— Кончилась твоя музыка, нельзя починить…
Потом, когда обескураженный владелец робко просил, чтобы он хоть не совсем починил, а так, лишь бы как–нибудь играла, Афонька говорил:
— Ладно, оставь, еще погляжу.
Тут он чувствовал себя жрецом, чувствовал свою власть над людьми и свою значительность, потому что умел то, чего, кроме него, не умел никто.
А торговлю он презирал, как свое унижение, потому что тут никакой мудрости не нужно: дурака посади — и тот торговать будет, а он, мастер, будет вкладывать в нее всю душу?! И он нарочно относился к ней так, чтобы видно было, что он выше этой торговли, что в ней не нуждается и не с его способностями тратить на нее целые дни. Да еще играть роль приказчика!
Его свободная натура никак не ладила с бухгалтерией, с своевременной доставкой товара. Он ничего не записывал, никакой отчетности не вел.
— Продал и продал, что ж его записывать. Когда товар в лавке, его записывать нечего, потому что он без того тут. А когда он продан, его записывать нечего, потому что его все равно нету.
— Тогда ответишь. Взыщем.
— Взыскивай, — говорил Афонька и, повернувшись задом к собеседнику, наклонялся, показывая ему известную часть и прихлопывал по ней ладонью.
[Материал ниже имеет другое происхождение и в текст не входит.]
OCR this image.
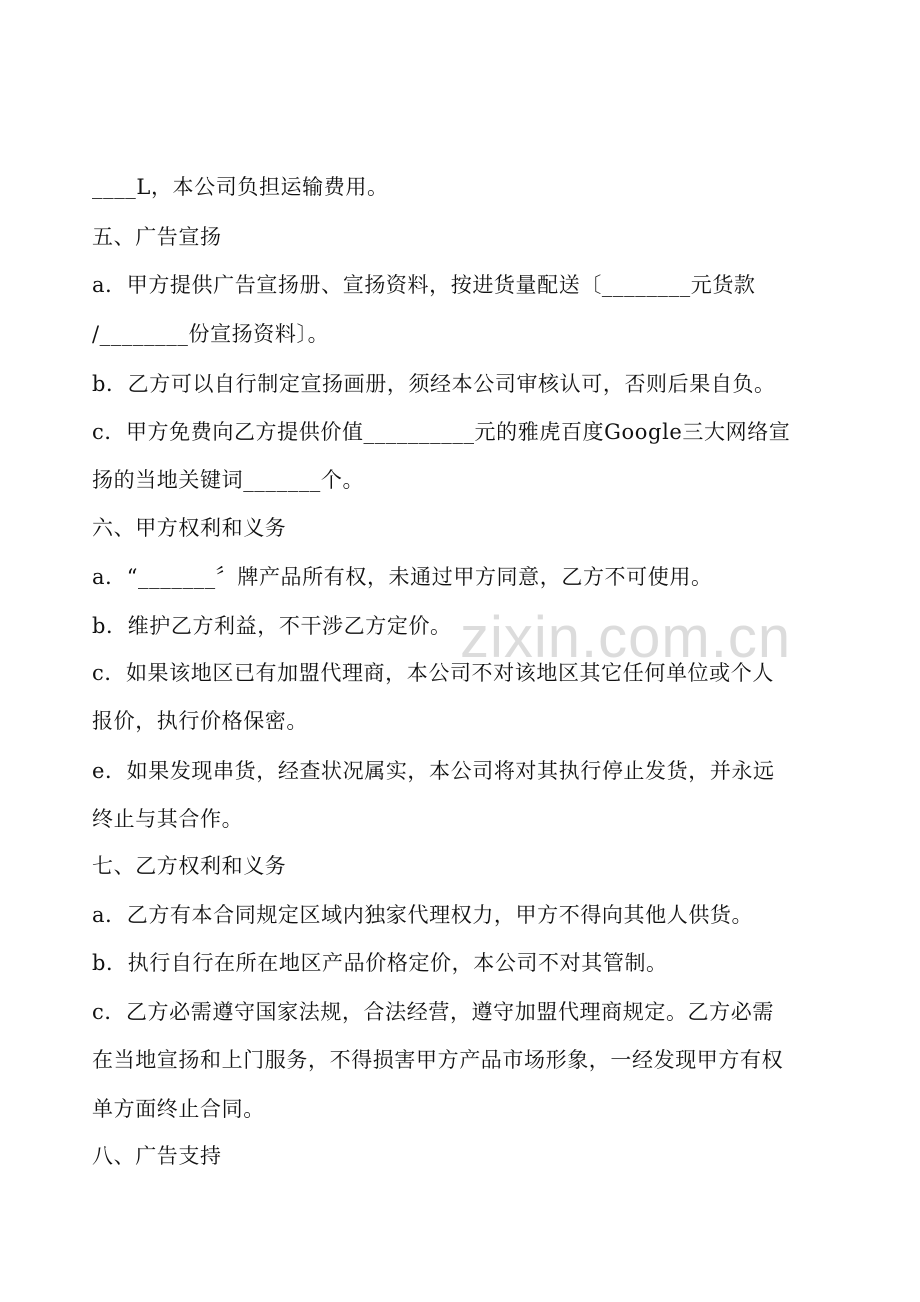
____L，本公司负担运输费用。
五、广告宣扬
a．甲方提供广告宣扬册、宣扬资料，按进货量配送〔________元货款
/________份宣扬资料〕。
b．乙方可以自行制定宣扬画册，须经本公司审核认可，否则后果自负。
c．甲方免费向乙方提供价值__________元的雅虎百度Google三大网络宣
扬的当地关键词_______个。
六、甲方权利和义务
a．“_______〞牌产品所有权，未通过甲方同意，乙方不可使用。
b．维护乙方利益，不干涉乙方定价。
c．如果该地区已有加盟代理商，本公司不对该地区其它任何单位或个人
报价，执行价格保密。
e．如果发现串货，经查状况属实，本公司将对其执行停止发货，并永远
终止与其合作。
七、乙方权利和义务
a．乙方有本合同规定区域内独家代理权力，甲方不得向其他人供货。
b．执行自行在所在地区产品价格定价，本公司不对其管制。
c．乙方必需遵守国家法规，合法经营，遵守加盟代理商规定。乙方必需
在当地宣扬和上门服务，不得损害甲方产品市场形象，一经发现甲方有权
单方面终止合同。
八、广告支持
zixin.com.cn
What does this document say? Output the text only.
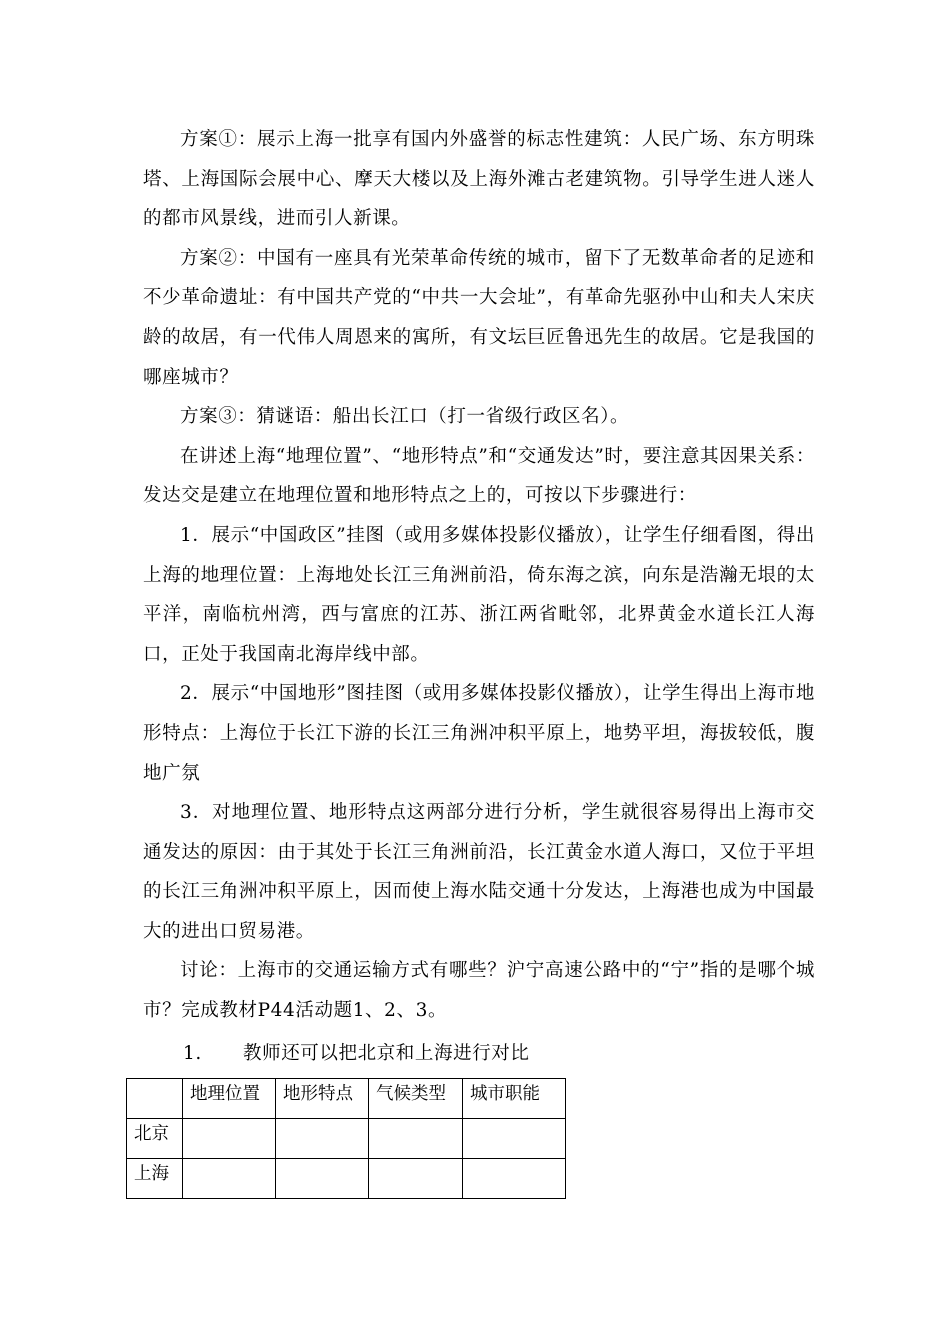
方案①：展示上海一批享有国内外盛誉的标志性建筑：人民广场、东方明珠塔、上海国际会展中心、摩天大楼以及上海外滩古老建筑物。引导学生进人迷人的都市风景线，进而引人新课。

方案②：中国有一座具有光荣革命传统的城市，留下了无数革命者的足迹和不少革命遗址：有中国共产党的“中共一大会址”，有革命先驱孙中山和夫人宋庆龄的故居，有一代伟人周恩来的寓所，有文坛巨匠鲁迅先生的故居。它是我国的哪座城市？

方案③：猜谜语：船出长江口（打一省级行政区名）。

在讲述上海“地理位置”、“地形特点”和“交通发达”时，要注意其因果关系：发达交是建立在地理位置和地形特点之上的，可按以下步骤进行：

1．展示“中国政区”挂图（或用多媒体投影仪播放），让学生仔细看图，得出上海的地理位置：上海地处长江三角洲前沿，倚东海之滨，向东是浩瀚无垠的太平洋，南临杭州湾，西与富庶的江苏、浙江两省毗邻，北界黄金水道长江人海口，正处于我国南北海岸线中部。

2．展示“中国地形”图挂图（或用多媒体投影仪播放），让学生得出上海市地形特点：上海位于长江下游的长江三角洲冲积平原上，地势平坦，海拔较低，腹地广氛

3．对地理位置、地形特点这两部分进行分析，学生就很容易得出上海市交通发达的原因：由于其处于长江三角洲前沿，长江黄金水道人海口，又位于平坦的长江三角洲冲积平原上，因而使上海水陆交通十分发达，上海港也成为中国最大的进出口贸易港。

讨论：上海市的交通运输方式有哪些？沪宁高速公路中的“宁”指的是哪个城市？完成教材P44活动题1、2、3。

1. 教师还可以把北京和上海进行对比
	地理位置	地形特点	气候类型	城市职能
北京				
上海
Собеседник взглядывал по указанному направлению и видел там одну заплату и две дыры до голого тела.
Эти дыры могли иметь два значения: с одной стороны, они служили доказательством честности, с другой — указывали на невозможность взыскания.
На порученное ему дело он смотрел спустя рукава и сам был полным бессребреником. Так что, когда через неделю после открытия лавки пришел один из членов правления и попросил осторожно в кредит товару, Афонька сказал:
— А мне что?.. Бери: мое, что ли?..
— Записывать–то будешь, что ли? — спросил член правления, сам насыпая себе белой муки.
— Чего там записывать…
— Ну, я тогда еще чайку с фунтик возьму.
— Вали.
На другой день пришли остальные два члена правления и довольно долго возились в лавке, насыпая и укладывая мешки.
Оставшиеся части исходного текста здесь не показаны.